We introduce a theoretical framework that predicts the optimum planting density and maximal yield for an annual crop plant. Two critical parameters determine the trajectory of plant growth and the optimal density, N(opt), where canopies of growing plants just come into contact, and competition: (i) maximal size at maturity, M(max), which differs among varieties due to artificial selection for different usable products; and (ii) intrinsic growth rate, g, which may vary with variety and environmental conditions. The model predicts (i) when planting density is less than N(opt), all plants of a crop mature at the same maximal size, M(max), and biomass yield per area increases linearly with density; and (ii) when planting density is greater than N(opt), size at maturity and yield decrease with -4/3 and -1/3 powers of density, respectively. Field data from China show that most annual crops, regardless of variety and life form, exhibit similar scaling relations, with maximal size at maturity, M(max), accounting for most of the variation in optimal density, maximal yield, and energy use per area. Crops provide elegantly simple empirical model systems to study basic processes that determine the performance of plants in agricultural and less managed ecosystems.

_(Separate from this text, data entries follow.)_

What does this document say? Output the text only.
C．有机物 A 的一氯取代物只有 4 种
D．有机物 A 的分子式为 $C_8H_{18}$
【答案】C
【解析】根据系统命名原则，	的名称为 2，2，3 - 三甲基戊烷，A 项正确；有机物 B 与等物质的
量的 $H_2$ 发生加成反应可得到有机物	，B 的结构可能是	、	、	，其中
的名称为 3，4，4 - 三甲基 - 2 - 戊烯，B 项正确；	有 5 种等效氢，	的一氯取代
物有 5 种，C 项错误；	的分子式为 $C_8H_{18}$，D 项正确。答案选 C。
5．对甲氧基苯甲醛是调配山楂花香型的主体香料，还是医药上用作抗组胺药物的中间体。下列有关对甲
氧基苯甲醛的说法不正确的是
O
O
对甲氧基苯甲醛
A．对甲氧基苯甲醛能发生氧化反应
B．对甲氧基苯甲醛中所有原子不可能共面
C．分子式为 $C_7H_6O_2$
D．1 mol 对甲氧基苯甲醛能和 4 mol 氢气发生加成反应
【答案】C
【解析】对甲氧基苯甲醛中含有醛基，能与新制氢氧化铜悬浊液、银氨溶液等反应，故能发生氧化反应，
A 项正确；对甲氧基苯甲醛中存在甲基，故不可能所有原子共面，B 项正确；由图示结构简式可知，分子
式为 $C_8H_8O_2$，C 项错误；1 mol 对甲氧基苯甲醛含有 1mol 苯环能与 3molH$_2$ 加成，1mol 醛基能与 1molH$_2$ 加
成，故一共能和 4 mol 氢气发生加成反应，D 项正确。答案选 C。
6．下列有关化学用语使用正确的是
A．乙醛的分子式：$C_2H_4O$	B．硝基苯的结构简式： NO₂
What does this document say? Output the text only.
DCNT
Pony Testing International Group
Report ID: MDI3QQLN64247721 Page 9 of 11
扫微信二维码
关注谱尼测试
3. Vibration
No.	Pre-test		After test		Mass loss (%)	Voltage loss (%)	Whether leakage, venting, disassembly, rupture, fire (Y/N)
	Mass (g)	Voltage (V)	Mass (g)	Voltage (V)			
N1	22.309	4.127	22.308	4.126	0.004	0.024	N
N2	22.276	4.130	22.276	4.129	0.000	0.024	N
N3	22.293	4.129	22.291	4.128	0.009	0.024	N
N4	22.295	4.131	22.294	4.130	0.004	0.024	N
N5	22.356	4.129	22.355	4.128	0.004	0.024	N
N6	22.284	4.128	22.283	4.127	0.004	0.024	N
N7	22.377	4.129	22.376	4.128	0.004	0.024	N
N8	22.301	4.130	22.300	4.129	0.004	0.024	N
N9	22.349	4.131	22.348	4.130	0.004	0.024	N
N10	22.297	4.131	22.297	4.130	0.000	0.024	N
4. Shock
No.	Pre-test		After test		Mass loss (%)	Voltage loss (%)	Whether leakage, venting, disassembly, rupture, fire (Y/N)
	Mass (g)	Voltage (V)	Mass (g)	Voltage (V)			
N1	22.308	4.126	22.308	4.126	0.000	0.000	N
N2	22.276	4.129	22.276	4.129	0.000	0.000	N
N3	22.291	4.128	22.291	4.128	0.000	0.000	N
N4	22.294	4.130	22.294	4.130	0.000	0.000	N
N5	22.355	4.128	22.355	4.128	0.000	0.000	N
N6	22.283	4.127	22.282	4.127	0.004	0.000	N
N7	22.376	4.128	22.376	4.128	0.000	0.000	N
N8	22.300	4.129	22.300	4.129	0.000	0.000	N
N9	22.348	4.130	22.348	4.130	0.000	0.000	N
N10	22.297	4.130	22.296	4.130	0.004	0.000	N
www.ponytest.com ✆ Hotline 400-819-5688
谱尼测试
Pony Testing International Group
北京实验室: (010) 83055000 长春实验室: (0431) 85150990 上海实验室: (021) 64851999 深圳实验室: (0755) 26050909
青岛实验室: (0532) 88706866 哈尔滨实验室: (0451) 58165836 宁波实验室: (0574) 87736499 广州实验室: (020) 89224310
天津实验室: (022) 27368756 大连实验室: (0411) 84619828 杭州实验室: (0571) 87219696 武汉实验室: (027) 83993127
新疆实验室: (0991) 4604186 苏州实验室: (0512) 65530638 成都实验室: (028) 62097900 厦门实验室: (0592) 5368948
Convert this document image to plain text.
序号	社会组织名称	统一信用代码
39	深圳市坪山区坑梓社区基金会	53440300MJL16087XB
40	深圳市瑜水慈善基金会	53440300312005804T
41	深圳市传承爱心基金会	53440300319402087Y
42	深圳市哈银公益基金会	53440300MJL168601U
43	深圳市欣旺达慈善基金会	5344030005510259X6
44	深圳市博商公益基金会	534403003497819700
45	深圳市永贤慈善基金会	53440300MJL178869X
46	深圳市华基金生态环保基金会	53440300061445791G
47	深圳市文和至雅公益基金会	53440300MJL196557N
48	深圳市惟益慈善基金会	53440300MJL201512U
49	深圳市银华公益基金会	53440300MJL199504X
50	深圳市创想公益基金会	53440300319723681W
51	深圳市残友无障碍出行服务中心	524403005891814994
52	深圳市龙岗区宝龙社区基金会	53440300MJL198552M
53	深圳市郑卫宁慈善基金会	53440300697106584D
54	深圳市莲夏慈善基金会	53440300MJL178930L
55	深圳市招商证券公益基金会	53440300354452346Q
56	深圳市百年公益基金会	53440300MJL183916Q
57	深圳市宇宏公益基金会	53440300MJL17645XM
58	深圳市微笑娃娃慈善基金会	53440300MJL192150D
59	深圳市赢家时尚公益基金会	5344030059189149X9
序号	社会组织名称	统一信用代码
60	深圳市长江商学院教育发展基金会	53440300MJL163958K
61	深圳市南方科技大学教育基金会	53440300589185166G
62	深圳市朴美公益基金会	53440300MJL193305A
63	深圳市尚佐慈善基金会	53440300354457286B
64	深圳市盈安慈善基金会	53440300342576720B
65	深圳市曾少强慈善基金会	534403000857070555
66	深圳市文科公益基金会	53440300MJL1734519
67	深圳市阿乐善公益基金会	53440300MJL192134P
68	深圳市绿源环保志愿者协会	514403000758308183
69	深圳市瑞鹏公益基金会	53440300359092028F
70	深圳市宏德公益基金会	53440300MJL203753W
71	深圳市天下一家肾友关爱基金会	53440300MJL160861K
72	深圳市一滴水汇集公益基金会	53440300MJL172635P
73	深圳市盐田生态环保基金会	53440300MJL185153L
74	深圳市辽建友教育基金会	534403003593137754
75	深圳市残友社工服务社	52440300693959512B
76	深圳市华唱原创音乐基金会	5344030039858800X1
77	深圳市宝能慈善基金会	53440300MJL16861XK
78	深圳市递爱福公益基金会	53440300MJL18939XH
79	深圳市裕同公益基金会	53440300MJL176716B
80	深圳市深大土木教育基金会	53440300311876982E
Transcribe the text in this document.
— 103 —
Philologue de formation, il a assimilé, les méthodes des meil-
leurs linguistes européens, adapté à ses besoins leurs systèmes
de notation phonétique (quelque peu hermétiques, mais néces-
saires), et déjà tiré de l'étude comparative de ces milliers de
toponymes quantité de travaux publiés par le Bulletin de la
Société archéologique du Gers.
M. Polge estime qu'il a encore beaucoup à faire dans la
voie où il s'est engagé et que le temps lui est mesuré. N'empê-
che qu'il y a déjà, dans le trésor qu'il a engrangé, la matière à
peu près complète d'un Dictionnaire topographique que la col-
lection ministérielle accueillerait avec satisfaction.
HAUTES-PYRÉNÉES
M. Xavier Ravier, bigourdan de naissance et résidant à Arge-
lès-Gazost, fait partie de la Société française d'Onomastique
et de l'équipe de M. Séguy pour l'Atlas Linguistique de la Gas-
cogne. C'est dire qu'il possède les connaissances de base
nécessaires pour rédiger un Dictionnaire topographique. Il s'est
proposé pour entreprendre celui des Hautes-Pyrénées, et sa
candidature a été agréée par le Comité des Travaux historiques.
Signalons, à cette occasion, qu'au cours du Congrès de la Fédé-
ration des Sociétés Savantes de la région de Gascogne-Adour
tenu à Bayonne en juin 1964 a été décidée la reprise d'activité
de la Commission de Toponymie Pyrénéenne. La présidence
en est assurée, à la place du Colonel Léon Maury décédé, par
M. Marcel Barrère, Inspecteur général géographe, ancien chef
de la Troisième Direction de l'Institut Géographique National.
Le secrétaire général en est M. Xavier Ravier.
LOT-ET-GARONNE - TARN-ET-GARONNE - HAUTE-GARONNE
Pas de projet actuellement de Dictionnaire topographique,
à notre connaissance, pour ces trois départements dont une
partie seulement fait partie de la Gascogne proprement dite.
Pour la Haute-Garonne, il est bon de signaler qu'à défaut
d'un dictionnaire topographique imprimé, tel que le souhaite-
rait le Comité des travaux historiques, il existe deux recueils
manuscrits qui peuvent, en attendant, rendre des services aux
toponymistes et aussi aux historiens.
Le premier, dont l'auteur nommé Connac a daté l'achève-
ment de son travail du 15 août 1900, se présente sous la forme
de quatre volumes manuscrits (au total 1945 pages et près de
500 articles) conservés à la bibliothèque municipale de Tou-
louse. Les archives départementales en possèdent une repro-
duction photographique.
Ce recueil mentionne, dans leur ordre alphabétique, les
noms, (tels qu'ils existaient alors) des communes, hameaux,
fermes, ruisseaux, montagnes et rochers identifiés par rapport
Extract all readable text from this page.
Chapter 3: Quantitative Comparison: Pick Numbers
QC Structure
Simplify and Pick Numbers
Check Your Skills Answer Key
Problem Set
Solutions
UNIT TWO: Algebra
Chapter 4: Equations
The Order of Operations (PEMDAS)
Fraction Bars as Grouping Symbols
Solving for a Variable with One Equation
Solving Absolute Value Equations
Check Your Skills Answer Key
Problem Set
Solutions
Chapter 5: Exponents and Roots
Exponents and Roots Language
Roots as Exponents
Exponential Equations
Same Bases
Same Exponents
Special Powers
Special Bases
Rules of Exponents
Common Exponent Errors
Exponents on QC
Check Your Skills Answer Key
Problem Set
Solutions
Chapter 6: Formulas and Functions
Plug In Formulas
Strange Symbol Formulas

Insights into plant size-density relationships from models and agricultural crops.

There is general agreement that competition for resources results in a tradeoff between plant mass, M, and density, but the mathematical form of the resulting thinning relationship and the mechanisms that generate it are debated. Here, we evaluate two complementary models, one based on the space-filling properties of canopy geometry and the other on the metabolic basis of resource use. For densely packed stands, both models predict that density scales as M(-3/4), energy use as M(0), and total biomass as M(1/4). Compilation and analysis of data from 183 populations of herbaceous crop species, 473 stands of managed tree plantations, and 13 populations of bamboo gave four major results: (i) At low initial planting densities, crops grew at similar rates, did not come into contact, and attained similar mature sizes; (ii) at higher initial densities, crops grew until neighboring plants came into contact, growth ceased as a result of competition for limited resources, and a tradeoff between density and size resulted in critical density scaling as M(-0.78), total resource use as M(-0.02), and total biomass as M(0.22); (iii) these scaling exponents are very close to the predicted values of M(-3/4), M(0), and M(1/4), respectively, and significantly different from the exponents suggested by some earlier studies; and (iv) our data extend previously documented scaling relationships for trees in natural forests to small herbaceous annual crops. These results provide a quantitative, predictive framework with important implications for the basic and applied plant sciences.